SEATTLE - A concrete workers' union has reached "good faith" agreements with two companies, as the concrete strike enters its fifth month.
The offer to return to work at these companies was in good faith and does not mean a new contract agreement has been reached.
Representatives of Teamster’s Local 174, which represents around 330 workers, say Cadman’s Seattle facility and Salmon Bay Sand & Gravel can use union drivers and haul concrete to projects of the companies' choosing.
The agreement with Cadman only affects the company’s Seattle plant but is not a contract.
Sound Transit said on Monday that it expects to receive 8,000 cubic yards of concrete—roughly 800 truckloads—at its Lynnwood Light Rail Extension Project over the next few weeks, and the concrete will be coming from Cadman’s Seattle plant.
But at Stoneway Concrete and CalPortland, the picket lines are still out.
At Stoneway's Harbor Island facility, a steady stream of unmarked cement trucks left the facility after a brief visit on Monday. Strikers called them "ghost trucks," which are driven by non-union workers, because company emblems had been taped up and could not be seen.
A union spokesperson says the agreements do not mean the strike will end soon, and there are no new negotiations being planned. Talks will resume Tuesday between striking truck drivers and Gary Merlino Construction, which has a connection with Stoneway.
Last week, King County Executive Dow Constantine proposed the county get into the concrete business as a long-term hedge to prevent any future disruption of public projects.
"The local market for concrete has failed, not just these individual construction projects, but the people of King County at a critical moment," Constantine told King County council members, referring to several large-scale projects, like Sound Transit light rails and the Convention Center expansion.
On Friday, the Teamsters International Union donated $1 million to support striking concrete drivers.
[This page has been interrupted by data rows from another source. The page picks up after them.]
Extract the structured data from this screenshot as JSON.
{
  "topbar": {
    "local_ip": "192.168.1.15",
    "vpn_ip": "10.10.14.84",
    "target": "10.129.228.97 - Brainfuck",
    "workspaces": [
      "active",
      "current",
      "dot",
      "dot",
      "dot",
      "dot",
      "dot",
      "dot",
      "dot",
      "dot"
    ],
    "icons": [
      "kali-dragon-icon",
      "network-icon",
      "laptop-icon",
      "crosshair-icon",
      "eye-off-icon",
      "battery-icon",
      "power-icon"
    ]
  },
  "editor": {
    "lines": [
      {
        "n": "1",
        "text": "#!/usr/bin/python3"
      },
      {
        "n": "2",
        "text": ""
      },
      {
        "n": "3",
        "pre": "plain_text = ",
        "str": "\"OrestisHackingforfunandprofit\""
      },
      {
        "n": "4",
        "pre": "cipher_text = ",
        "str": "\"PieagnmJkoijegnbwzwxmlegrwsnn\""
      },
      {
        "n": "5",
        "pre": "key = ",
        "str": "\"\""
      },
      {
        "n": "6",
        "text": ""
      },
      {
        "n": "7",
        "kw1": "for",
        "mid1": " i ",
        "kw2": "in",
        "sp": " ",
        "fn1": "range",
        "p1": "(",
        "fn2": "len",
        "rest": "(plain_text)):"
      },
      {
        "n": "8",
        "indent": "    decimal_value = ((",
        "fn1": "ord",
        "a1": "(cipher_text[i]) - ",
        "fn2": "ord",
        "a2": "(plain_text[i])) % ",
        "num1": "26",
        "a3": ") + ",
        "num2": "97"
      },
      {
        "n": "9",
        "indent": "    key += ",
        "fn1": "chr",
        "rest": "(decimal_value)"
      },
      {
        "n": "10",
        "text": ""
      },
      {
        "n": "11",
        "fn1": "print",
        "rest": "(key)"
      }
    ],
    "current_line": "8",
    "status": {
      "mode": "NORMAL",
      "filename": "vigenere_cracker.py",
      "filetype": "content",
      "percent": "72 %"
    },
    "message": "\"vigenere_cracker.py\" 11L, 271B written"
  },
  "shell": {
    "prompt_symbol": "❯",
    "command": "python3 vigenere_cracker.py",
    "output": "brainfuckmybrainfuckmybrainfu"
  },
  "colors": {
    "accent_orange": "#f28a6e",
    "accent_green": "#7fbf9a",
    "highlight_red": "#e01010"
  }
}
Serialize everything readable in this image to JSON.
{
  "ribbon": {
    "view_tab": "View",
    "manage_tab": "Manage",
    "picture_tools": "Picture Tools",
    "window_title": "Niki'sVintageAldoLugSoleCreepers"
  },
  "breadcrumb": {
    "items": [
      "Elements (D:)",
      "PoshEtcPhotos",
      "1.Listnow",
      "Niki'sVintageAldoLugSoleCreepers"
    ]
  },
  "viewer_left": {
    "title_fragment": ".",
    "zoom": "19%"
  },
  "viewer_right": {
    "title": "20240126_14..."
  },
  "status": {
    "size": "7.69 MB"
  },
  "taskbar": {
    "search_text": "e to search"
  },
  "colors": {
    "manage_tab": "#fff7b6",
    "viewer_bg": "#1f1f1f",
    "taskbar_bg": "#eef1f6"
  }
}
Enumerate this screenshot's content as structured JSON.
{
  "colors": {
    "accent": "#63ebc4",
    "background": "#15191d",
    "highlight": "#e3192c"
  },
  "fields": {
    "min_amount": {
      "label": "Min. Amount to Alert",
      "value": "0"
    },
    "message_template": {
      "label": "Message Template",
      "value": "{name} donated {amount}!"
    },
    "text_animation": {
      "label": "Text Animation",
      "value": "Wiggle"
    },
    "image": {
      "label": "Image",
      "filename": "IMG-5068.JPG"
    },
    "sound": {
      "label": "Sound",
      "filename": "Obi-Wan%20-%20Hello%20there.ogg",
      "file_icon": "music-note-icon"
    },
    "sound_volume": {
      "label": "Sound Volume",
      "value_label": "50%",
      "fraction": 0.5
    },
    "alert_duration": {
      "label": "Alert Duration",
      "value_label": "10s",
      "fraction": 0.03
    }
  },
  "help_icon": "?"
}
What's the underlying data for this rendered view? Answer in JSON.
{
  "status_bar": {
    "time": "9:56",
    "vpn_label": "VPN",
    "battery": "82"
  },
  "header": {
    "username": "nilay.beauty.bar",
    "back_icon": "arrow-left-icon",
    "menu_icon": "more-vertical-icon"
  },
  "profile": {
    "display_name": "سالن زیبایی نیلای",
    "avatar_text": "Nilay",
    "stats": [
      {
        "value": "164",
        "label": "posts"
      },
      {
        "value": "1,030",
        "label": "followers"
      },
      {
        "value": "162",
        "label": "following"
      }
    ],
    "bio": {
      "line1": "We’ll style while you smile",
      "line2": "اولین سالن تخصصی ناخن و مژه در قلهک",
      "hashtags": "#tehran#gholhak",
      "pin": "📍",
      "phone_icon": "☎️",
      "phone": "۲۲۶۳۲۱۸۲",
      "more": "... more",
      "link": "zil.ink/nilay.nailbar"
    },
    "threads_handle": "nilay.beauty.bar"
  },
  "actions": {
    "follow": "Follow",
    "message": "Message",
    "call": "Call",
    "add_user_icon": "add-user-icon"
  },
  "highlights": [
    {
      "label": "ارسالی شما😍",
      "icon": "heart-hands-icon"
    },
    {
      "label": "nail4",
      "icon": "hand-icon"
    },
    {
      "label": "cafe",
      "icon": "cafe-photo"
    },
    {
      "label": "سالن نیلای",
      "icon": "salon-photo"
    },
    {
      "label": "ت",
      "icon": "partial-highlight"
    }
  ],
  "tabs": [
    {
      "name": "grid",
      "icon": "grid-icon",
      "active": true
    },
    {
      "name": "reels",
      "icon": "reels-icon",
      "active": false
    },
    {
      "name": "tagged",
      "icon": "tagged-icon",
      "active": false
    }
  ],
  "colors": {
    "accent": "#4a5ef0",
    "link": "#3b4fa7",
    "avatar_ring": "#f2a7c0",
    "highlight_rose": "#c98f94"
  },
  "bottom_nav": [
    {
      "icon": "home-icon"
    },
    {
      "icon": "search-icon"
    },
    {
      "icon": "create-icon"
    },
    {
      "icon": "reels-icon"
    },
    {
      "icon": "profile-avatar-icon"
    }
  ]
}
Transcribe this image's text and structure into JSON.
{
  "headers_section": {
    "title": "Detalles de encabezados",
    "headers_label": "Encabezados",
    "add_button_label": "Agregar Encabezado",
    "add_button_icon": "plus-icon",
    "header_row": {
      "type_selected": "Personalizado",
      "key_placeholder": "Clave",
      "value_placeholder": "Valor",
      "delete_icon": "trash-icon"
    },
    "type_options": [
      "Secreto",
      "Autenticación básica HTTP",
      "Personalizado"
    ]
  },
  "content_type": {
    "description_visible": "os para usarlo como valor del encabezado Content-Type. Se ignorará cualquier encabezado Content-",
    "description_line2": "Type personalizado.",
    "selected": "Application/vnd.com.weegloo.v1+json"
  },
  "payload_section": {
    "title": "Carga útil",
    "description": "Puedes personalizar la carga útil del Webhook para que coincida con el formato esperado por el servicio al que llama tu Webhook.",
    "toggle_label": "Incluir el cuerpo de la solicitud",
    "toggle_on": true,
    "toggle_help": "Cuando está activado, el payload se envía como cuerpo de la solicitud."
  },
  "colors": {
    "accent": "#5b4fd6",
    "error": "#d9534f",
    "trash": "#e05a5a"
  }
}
Now four months into the strike, other building trade unions are starting to feel the pain of the strike, grappling with layoffs without the benefit of the $1 million dollar strike fund.
"Right away, it was obviously cement masons, ironworkers, rod busters and laborers," said Monty Anderson, Executive Secretary of the Seattle Building and Construction Trades Council. "Now, as it goes further, you're going to start seeing the other trades that join projects later like electricians, plumbers and roofers being impacted."
Because of construction delays caused by the drivers' strike, Sound Transit says it has been forced to lay off workers; 105 at the Lynnwood extension project, 30 at the East Link extension, 110 at the Redmond extension and 40 at the Federal Way extension.